The high cost of healthy eating is an ongoing concern for many families and individuals in Ontario’s northern communities. It often leads to food insecurity, a situation in which people are unable to obtain a nutritious and culturally appropriate diet due to financial restrictions and other barriers. In Ontario’s northern communities, the relatively higher cost of food is a major contributor to food insecurity in northern communities compared to those in the South.
Northern Policy Institute’s latest commentary, Setting the Table: Food Insecurity and Costs in Ontario’s North, by Eric Melillo, explores the causes of higher food prices in the North, as well as other underlying social concerns that contribute to food insecurity. In the commentary, Melillo proposes potential solutions to address this issue that could lead to lower food costs in the North.
The commentary illustrates that there is a positive relationship between community remoteness and the cost of healthy eating, and in general, the further north one goes, the cost of healthy food increases. For example, it costs over $1,900 more per year to buy healthy food for a family in the Rainy River and Kenora Districts than it would cost for a family in Toronto. In northern communities, there are several factors that can account for higher food prices, including increased travel costs, a lack of market competition, and inadequate road and transport infrastructure.
Food security is also impacted by inadequate income and social assistance. Currently, both federal and provincial levels of government have established plans in place to combat the high cost of healthy eating in the north and food insecurity more broadly. Data would suggest however, that these programs have not adequately addressed the situation to ensure that such food is accessible and affordable for every Canadian.
Melillo proposes different solutions that have the potential to alleviate food insecurity in northern communities either by lowering the cost of nutritious food and/or increasing the income of those currently struggling.

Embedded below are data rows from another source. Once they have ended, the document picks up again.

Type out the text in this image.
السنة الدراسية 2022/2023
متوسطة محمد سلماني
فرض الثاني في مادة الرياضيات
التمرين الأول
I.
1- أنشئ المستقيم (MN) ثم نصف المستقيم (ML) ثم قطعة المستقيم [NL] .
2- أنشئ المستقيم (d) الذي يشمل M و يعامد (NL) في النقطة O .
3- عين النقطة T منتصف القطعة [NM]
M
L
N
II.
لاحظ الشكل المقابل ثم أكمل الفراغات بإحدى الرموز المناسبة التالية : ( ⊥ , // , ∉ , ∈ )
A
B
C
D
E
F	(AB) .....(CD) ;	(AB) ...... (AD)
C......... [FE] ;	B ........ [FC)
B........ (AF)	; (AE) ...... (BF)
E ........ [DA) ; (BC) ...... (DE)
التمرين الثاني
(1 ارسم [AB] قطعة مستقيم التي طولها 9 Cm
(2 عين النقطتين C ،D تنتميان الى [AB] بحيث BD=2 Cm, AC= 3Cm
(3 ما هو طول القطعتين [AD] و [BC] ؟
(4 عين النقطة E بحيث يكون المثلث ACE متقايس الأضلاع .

Potential solutions include:
Continued development of the northern economy, including the construction of roads to isolated communities;
Implementing a drone pilot project that would identify the value of drone and airship technology as a solution to food insecurity;
Encouraging cooperative business models as opposed to for-profit grocery stores;
Reconsider implementing a basic income guarantee, which could lead to increased income and purchasing power for those currently struggling with food insecurity.